A global system of interconnected computer networks that use the standard Internet protocol suite (TCP/IP) to serve users worldwide.
- Learning opportunities
Diverse learning methods or tools, formal or informal, to generate awareness or acquire knowledge about the acceptable use of Government of Canada electronic networks and devices and Government of Canada and external Web 2.0 tools and services. These approaches can include, but are not limited to, information or orientation sessions, YouTube video, information provided on departmental intranet sites, manager debriefs, account sign-on notifications and electronic newsletters.
- Monitoring practices
Use of a software system that monitors an electronic network for slow or failing components, and notifies the network administrator in cases of outages, and that can monitor the network activity of specific individuals for which there is suspicion of unacceptable network usage. Recording and analysis of the use of electronic networks are used for operational purposes and for assessing compliance with government policy.
- Open access
Refers to the provision of Internet access, in accordance with the Policy on Government Security, to authorized individuals via Government of Canada electronic networks and devices that, from the perspective of firewall settings, is substantively equivalent irrespective of department or access medium. Internet sites that enhance productivity, communication and collaboration are not blocked with the exception of those that present a legitimate IT security threat and where content substantively falls into the category of unacceptable use.
- Unacceptable use
Any activity that violates Treasury Board or departmental policy instruments or other published requirements, including, but not limited to, activity or behavior that:
- May give rise to criminal offences;
- Violates federal and provincial statutes;
- Impacts negatively on the performance of Government of Canada electronic networks and devices;
- Impedes departmental operations or the delivery of services;
- Breaches the Duty of Loyalty requirement for public servants (i.e., does not refrain from public criticism of the Government of Canada); and
- Could be deemed to reasonably result in civil lawsuits. (Also see Appendix C)
- User devices
Physical devices found or brought into the work environment that are used by authorized individuals to access Government of Canada electronic networks and databases. The physical devices can include, but are not limited to, the following: desktop workstations, laptops, notebooks, tablets, smartphones, cellphones, peripherals such as printers and scanners, memory devices such as USB flash drives, CD drives and DVD drives, webcams and any other computer hardware used to obtain, store or send information.
- Web 2.0
Includes Internet-based tools and services that allow for participatory multi-way information sharing, dialogue, syndication, and user-generated content. This can include social media and collaborative technologies.

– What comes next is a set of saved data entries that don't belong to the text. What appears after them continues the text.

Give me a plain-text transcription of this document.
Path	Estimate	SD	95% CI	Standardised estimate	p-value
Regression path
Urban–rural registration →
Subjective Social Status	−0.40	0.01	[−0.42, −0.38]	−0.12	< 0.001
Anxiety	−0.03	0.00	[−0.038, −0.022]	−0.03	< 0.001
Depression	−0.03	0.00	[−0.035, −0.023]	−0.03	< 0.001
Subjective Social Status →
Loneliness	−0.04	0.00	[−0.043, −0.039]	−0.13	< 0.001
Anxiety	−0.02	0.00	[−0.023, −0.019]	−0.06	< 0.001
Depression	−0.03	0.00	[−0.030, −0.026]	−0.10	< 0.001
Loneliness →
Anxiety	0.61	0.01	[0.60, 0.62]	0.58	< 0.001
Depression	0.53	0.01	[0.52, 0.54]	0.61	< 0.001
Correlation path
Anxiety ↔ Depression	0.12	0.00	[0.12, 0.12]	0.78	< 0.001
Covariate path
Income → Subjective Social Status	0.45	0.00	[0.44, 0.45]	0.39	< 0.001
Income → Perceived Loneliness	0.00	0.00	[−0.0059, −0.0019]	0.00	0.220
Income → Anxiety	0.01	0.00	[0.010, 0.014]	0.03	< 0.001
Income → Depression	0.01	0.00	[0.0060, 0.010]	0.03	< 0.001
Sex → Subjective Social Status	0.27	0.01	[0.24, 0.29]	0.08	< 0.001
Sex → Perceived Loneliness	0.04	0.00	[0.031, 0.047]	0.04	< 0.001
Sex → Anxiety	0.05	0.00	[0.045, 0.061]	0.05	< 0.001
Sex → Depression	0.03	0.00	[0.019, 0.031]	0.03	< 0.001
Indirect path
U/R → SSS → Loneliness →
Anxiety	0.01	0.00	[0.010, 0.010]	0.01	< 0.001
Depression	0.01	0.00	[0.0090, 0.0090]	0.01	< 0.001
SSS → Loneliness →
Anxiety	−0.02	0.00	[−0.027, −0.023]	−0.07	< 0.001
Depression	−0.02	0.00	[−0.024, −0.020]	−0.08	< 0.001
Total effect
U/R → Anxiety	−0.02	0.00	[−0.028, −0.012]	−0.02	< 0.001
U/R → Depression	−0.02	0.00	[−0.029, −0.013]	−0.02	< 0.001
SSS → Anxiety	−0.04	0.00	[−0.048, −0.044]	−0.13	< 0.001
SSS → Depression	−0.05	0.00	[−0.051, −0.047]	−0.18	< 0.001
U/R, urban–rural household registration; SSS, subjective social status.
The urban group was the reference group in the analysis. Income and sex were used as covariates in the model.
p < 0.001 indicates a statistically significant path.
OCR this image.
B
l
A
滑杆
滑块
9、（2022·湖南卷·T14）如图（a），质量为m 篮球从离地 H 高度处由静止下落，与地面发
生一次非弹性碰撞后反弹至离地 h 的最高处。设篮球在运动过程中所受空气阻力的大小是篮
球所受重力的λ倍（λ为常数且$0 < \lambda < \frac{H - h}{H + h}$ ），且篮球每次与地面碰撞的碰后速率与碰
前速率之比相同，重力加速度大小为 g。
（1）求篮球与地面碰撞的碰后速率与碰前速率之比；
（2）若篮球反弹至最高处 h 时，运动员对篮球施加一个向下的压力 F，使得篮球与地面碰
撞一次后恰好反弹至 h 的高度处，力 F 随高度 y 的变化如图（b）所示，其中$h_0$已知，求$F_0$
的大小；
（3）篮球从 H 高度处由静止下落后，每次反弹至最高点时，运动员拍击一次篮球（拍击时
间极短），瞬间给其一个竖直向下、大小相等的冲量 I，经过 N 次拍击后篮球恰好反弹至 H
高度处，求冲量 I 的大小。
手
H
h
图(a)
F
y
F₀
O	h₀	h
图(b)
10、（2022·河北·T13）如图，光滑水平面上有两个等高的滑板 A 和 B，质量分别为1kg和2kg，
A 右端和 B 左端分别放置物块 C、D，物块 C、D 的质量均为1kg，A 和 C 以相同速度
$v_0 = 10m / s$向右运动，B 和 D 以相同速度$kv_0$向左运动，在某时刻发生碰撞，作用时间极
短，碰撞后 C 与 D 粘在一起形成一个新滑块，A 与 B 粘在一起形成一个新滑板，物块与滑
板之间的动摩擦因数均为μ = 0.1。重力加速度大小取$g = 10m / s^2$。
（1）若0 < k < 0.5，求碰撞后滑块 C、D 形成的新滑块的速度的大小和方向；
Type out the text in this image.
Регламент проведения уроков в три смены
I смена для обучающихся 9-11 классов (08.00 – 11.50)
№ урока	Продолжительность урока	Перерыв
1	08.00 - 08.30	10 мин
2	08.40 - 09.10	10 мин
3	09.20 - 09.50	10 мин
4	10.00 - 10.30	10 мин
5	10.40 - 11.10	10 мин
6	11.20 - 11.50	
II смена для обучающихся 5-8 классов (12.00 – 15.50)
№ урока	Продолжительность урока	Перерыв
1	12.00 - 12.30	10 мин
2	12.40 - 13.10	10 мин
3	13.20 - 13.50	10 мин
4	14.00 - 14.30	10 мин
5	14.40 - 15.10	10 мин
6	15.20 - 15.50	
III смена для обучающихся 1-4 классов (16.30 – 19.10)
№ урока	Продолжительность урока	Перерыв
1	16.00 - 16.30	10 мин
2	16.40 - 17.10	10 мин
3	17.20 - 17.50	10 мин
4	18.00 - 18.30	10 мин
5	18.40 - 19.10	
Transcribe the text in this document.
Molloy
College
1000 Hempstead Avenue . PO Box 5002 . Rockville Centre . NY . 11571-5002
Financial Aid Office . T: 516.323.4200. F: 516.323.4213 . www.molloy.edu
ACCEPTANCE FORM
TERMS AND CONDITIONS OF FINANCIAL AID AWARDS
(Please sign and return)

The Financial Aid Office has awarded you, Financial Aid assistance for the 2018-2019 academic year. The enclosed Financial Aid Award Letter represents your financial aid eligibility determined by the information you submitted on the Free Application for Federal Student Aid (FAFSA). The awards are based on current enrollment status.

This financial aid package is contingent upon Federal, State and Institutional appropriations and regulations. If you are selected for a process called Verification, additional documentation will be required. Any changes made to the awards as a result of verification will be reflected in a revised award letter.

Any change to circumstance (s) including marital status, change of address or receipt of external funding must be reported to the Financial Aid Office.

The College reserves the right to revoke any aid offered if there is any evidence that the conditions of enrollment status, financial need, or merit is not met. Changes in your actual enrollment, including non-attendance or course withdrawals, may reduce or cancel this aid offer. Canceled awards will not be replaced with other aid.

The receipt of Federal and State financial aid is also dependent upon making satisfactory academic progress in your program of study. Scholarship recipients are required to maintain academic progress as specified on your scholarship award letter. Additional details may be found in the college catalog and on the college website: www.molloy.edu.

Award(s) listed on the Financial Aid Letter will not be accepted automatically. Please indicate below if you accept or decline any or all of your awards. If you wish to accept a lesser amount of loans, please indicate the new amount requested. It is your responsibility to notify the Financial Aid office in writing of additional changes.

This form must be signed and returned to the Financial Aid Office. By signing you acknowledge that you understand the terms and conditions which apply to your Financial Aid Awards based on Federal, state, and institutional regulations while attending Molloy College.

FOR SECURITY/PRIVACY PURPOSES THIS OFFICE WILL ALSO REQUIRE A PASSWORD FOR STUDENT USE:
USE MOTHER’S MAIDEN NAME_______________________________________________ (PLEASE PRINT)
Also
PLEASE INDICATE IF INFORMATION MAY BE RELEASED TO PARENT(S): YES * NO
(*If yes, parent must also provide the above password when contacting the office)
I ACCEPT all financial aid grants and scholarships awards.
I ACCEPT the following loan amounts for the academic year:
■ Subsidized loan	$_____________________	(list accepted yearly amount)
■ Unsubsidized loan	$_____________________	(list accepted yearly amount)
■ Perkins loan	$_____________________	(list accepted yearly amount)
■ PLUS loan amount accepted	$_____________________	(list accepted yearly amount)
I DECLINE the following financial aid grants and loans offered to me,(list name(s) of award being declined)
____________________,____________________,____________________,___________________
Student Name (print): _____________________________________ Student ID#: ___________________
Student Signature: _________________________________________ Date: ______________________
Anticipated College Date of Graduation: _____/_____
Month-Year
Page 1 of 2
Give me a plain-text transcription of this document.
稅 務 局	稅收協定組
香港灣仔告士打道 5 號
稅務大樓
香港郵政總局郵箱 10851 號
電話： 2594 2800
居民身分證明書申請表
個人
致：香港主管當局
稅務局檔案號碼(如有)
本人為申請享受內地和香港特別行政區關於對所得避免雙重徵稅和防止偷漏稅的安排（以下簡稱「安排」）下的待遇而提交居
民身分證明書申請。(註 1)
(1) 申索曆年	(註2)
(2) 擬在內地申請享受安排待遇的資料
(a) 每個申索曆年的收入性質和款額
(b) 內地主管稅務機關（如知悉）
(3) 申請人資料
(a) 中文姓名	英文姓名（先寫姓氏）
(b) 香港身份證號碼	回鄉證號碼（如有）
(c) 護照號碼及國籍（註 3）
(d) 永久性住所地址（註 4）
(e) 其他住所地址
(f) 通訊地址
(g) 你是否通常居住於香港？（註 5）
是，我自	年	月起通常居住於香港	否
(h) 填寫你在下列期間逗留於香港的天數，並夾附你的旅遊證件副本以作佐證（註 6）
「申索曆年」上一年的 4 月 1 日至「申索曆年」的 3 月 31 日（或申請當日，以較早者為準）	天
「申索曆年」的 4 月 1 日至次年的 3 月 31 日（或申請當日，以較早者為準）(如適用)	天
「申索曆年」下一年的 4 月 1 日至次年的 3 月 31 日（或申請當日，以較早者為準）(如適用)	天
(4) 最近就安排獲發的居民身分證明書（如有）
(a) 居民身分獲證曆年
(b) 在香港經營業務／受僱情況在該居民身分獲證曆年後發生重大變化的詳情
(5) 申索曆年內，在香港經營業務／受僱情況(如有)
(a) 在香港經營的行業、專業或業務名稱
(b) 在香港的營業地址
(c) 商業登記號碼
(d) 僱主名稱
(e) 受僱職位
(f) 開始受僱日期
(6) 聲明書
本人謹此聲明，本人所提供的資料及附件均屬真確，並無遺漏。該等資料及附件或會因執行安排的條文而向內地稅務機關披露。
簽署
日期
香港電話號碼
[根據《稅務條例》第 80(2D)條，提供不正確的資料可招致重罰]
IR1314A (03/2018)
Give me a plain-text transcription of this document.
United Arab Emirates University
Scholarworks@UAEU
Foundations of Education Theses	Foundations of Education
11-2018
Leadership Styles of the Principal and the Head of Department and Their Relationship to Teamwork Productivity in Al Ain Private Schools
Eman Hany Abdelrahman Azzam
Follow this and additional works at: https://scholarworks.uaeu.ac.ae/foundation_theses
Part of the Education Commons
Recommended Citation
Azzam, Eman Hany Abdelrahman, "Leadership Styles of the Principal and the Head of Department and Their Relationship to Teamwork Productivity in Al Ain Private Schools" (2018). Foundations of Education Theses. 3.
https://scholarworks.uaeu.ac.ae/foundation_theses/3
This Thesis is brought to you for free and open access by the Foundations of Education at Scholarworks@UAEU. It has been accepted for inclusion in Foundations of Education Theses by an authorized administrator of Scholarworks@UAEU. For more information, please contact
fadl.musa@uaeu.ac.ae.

Appendix B: Examples of Acceptable Use (non-exhaustive list)
Open access to the Internet, including Government of Canada and external Web 2.0 tools and services, can assist authorized individuals to conduct the business of government more efficiently and effectively. The acceptable use of Government of Canada electronic networks, devices and internal and external Web 2.0 tools and services will support the transformation of how public servants perform their work duties, enhance collaboration and networking with their peers, augment professional development opportunities and enable limited and reasonable personal use during work hours.
As well, informing users of expected behaviours when using networks, devices and Government of Canada and external Web 2.0 tools and services will help them to protect against potential confidentiality or privacy breaches and to comply with the Policy on Government Security, the Communication Policy of the Government of Canada, the Values and Ethics Code for the Public Sector, and other related Treasury Board policies and departmental codes of conduct and policies.
The following are non-exhaustive lists of examples of acceptable use of internal and external Web 2.0 tools and services that could be conducted via Government of Canada electronic networks and devices.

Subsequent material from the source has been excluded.